Wali Rainer

No. 58
- Position:: Linebacker

Personal information
- Born:: April 19, 1977 (age 48) Rockingham, North Carolina, U.S.
- Height:: 6 ft 2 in (1.88 m)
- Weight:: 247 lb (112 kg)

Career information
- High school:: West Charlotte (NC)
- College:: Virginia
- NFL draft:: 1999: 4th round, 124th pick

Career history
- Cleveland Browns (1999–2001); Jacksonville Jaguars (2002); Detroit Lions (2003–2005); Houston Texans (2006);

Career NFL statistics
- Tackles:: 527
- Sacks:: 4.0
- Interceptions:: 1
- Stats at Pro Football Reference

= Wali Rainer =

American football player (born 1977)

Wali Rainer (born April 19, 1977) is an American former professional football player who was a linebacker in the National Football League (NFL). He played college football for the Virginia Cavaliers and was selected by the Cleveland Browns in the fourth round of the 1999 NFL draft.

Rainer also played for the Jacksonville Jaguars, Detroit Lions, and Houston Texans.

==Professional career==

===Cleveland Browns===
Rainer was selected by the Cleveland Browns in the fourth round of the 1999 NFL draft. Rainer had a great rookie season leading the Browns in tackles with 136. He remained the Browns starting middle linebacker for the next two years recording 117 tackles in 2000 and 82 tackles in 2001.
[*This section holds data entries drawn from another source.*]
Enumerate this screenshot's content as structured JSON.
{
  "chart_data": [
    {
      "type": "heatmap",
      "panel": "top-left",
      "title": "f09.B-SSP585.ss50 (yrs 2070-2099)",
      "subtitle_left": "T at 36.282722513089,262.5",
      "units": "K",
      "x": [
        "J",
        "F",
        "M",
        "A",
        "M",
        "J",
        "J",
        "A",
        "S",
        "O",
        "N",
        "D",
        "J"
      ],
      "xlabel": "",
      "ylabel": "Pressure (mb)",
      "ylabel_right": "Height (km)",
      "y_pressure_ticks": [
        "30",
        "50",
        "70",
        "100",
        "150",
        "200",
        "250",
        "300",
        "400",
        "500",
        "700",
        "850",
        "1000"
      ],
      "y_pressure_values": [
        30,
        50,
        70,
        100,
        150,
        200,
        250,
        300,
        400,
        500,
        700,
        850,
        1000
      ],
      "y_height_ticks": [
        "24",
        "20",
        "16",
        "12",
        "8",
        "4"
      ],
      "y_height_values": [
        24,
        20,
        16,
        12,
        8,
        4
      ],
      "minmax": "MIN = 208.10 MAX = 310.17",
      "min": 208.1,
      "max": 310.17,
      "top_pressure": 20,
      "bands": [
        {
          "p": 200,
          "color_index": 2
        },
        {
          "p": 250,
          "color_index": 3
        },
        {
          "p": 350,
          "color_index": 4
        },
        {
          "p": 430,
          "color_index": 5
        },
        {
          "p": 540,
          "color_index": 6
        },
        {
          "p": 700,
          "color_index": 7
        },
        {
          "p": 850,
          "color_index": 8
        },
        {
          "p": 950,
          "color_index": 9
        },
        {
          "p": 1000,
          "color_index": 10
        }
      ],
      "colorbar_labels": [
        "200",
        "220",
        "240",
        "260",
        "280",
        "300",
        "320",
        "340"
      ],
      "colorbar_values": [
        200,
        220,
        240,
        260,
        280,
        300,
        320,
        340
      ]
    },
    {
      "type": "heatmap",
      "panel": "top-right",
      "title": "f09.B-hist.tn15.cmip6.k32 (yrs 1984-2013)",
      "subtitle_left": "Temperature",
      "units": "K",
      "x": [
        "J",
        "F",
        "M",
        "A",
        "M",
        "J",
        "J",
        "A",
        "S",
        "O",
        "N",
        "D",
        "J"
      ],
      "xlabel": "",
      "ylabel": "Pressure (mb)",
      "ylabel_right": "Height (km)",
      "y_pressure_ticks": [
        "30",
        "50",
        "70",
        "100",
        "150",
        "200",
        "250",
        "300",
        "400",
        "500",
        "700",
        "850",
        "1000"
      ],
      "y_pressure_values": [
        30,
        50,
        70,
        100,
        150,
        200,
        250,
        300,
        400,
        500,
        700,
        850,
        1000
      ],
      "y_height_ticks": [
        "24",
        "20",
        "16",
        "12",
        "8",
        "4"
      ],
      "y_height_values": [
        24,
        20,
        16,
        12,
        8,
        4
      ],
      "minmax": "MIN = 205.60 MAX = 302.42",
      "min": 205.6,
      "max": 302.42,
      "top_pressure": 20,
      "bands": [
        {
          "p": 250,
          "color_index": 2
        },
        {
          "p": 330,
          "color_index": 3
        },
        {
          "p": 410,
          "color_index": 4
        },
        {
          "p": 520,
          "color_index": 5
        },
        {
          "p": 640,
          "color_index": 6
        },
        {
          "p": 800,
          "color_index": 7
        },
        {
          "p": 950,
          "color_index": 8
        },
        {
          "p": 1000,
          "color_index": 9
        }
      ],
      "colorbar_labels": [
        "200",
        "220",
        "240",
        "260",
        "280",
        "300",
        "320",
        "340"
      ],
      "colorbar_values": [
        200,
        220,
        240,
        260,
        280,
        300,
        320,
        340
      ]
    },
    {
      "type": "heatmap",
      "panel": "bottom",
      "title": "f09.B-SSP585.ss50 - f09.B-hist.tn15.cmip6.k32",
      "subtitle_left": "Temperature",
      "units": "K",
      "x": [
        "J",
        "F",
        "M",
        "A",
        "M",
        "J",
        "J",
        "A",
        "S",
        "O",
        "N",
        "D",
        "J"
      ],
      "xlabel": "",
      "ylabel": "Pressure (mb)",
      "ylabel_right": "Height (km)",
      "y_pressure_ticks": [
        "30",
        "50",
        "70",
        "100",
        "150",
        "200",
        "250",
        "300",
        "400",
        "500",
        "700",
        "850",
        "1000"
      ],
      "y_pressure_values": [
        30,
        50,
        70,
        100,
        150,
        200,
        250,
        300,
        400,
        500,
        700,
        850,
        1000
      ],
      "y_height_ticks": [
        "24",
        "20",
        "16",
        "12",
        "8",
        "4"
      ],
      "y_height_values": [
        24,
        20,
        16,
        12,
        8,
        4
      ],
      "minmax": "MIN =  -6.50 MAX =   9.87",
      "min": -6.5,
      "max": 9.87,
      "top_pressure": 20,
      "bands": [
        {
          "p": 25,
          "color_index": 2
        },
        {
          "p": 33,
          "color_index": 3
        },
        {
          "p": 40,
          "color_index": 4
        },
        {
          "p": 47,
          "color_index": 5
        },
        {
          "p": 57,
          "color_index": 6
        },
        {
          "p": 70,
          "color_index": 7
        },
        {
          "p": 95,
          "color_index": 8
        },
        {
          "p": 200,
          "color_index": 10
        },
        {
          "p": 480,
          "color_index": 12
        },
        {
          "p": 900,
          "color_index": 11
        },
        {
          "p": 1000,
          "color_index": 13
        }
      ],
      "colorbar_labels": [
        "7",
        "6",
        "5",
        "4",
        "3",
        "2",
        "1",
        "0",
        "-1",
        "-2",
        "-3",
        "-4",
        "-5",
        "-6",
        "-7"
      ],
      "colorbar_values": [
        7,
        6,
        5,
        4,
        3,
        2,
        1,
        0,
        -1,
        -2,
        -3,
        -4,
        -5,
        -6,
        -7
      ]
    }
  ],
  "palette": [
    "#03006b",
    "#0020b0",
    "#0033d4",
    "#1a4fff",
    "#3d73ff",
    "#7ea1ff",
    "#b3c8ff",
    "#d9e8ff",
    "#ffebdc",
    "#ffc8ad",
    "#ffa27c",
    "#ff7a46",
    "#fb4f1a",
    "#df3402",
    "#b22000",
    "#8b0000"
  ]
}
===Jacksonville Jaguars===
On April 20, 2002, the Browns traded Rainer along with the 79th overall pick of the 2002 NFL draft to the Jacksonville Jaguars for the 76th overall pick of the 2002 NFL Draft. In his only season with the Jaguars he started 14 of 16 games at middle linebacker for the team and recorded 92 tackles.

===Detroit Lions===
On April 2, 2003 Rainer signed with the Detroit Lions. He played for the Lions from 2003 to 2005. He recorded 69 tackles during the three years.

===Houston Texans===
On April 4, 2006, he signed with the Houston Texans but was injured and placed on the injured reserve and never played a game for the team.